Linear and non-linear analysis of lower limb joints angle variability during running at different speeds

Background: Stability is one of the key demands in human locomotion including running. Various kinematical analytical approaches are adopted to investigate the running strategies; nevertheless, the impacts of running speeds on the variability of angles in individual lower limbs joints is still unclear. Objective: This study was aimed to investigate the impact of various running speeds on linear and non-linear variability of the hip, knee and ankle joints movement. Methods: Twenty-three collegiate athletes (13 females, 10 males, age 22.04 ± 3.43 years, body mass 62.14 ± 9.26 kg, height 168.29 ± 7.06 cm) ran at preferred running speed, 20% lower, and 20% higher than preferred running speed on a treadmill and their lower limbs joints kinematics were recorded using myoMOTION system at the sampling frequency of 200 Hz. The repeated measure analysis of variance test was adopted to investigate the linear (mean and standard deviation) and non-linear (Lyapunov exponent) variability of the hip, knee and ankle angle in sagittal, frontal and transverse planes throughout the running cycle.

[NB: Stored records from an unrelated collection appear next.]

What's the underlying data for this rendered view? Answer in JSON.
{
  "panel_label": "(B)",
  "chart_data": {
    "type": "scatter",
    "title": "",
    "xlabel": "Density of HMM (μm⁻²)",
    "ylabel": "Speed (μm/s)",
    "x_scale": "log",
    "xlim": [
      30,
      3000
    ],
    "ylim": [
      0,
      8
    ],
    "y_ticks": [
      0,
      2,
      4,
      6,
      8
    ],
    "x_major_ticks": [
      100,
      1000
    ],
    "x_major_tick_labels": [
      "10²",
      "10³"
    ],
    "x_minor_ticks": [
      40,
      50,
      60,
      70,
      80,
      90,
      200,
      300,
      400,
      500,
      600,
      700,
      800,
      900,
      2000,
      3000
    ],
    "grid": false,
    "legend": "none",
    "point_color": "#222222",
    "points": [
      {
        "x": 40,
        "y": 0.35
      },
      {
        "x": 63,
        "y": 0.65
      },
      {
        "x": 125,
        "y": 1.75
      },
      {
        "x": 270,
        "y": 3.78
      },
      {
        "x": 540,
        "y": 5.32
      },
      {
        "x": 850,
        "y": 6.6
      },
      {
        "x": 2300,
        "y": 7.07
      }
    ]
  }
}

Results: No significant difference was observed between the lower limbs joint angles variability in linear analysis, while the Lyapunov exponent of the hip (p = .008, ηp 2 = .338), knee (p = .002, ηp 2 = .249) joints in the sagittal plane significantly increased as running speed increased. Conclusions: Findings of this study revealed that the hip and knee joints respond with more freedom of movement in the sagittal plane while walking speed increases, although nonlinear approaches were the only ones capable of detecting it. Given that speed changes might reduce body stability, it appears that these joints are attempting to maintain body stability by regulating internal body system perturbations by increasing their variability.